During the last week, a number of men, women, and children, some of them still in cribs, some of the women pregnant, have arrived here at St. Stephen’s by bus every afternoon around 5 o’clock so that they could eat dinner in our fellowship hall and sleep in our basement because they do not have anywhere else to sleep. And every morning at 6 a.m., after they’ve eaten a good breakfast in the fellowship hall, they get back on the bus with bagged lunches in hand and head out for the day, most to jobs that don’t pay enough for them to be able to afford housing. We are one of the host congregations for CARITAS, the largest provider of homeless services in Richmond.

Every day this week, I have seen evidence of Jesus’ presence with and among us. Last Sunday night, someone who had attended the Celtic service asked me if it would be ok to sit and eat with one of the CARITAS families at our Community Supper. Every day this week, I’ve seen all sorts of folks, including moms and dads and kids, in our kitchen preparing meals - supper, breakfast, bagged lunches - for our CARITAS guests. I understand some folks have donated entire meals on some nights. I’ve seen staff members still here after 8 p.m., making sure there were enough lunches (and prepared to make more) for the next day.

Also this week, a couple of folks I know have put a lot of effort into creating a network of practical support for someone undergoing complicated medical treatment. And on the larger stage, I saw that a teen in Washington state took to Twitter to express his love and forgiveness for his cousin who shot him at school.

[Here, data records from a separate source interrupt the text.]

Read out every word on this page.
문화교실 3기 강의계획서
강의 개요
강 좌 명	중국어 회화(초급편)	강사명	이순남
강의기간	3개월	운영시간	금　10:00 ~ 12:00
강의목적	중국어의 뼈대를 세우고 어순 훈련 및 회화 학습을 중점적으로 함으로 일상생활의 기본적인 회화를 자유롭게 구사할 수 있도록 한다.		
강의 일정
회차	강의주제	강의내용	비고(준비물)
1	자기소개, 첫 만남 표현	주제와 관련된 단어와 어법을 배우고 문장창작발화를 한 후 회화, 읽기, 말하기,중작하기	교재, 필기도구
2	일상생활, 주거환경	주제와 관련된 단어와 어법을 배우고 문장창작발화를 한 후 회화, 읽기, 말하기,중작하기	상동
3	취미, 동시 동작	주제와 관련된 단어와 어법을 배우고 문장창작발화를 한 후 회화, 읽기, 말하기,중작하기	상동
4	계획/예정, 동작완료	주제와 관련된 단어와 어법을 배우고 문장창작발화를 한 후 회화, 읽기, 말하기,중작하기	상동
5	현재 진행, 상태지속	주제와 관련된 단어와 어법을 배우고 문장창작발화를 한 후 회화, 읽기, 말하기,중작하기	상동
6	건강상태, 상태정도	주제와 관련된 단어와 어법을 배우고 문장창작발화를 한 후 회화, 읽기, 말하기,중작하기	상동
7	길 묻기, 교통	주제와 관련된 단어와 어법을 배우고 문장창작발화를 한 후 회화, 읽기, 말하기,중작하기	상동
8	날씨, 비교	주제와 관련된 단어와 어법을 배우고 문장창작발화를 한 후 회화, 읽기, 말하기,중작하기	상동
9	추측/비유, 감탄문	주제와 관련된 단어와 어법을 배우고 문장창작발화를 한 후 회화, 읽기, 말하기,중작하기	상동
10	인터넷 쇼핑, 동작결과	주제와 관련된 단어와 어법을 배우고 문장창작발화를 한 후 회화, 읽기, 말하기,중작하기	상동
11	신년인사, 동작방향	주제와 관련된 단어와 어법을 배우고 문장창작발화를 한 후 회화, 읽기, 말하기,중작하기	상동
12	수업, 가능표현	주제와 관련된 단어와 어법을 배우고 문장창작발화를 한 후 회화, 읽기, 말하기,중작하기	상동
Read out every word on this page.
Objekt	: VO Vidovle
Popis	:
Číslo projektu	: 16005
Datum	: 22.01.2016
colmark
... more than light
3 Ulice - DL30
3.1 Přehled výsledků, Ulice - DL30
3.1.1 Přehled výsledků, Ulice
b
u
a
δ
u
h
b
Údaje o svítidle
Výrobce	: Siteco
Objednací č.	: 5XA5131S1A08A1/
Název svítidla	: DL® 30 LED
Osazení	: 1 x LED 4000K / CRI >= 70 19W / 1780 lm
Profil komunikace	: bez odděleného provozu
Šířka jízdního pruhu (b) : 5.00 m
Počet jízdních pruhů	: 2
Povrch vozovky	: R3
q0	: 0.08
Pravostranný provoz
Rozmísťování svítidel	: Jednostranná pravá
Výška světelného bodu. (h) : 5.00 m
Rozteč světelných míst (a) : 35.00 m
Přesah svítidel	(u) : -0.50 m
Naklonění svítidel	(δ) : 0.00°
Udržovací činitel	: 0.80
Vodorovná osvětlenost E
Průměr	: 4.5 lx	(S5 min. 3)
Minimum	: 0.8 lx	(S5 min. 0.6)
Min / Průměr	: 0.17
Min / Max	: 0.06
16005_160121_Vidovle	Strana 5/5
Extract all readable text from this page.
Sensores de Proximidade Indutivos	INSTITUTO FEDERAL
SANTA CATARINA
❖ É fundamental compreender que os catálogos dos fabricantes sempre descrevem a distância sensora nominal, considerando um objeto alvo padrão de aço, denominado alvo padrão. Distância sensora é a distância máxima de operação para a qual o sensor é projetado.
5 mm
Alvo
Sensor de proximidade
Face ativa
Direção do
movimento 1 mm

These things I have seen because they are illuminated by the lamps that light the way for Christ. These acts of healing and neighborly love are the light of the world, which Jesus says we all are and are to be.

What I have a seen this week, and what I can see every week if I will have the eyes to see, is justice and righteousness rolling down like the waters and flowing through our community and the world. Justice is not just about righting wrongs, but also about bringing wholeness to those who are suffering. In a similar vein, righteousness (not moralistic self-righteousness!) is about being in right relationship with God and our neighbor through acts born out of both respect and compassion. 

And so, in a way, we are back to sharing. Maybe not sharing oil, whatever that means, but certainly sharing the light. Bearing the light with which we light the way for and accompany the Christ who redeems not only us but this whole broken world. Sharing the love of Christ. Bearing the light of Christ. Carrying the lamps ourselves, being the light of the world.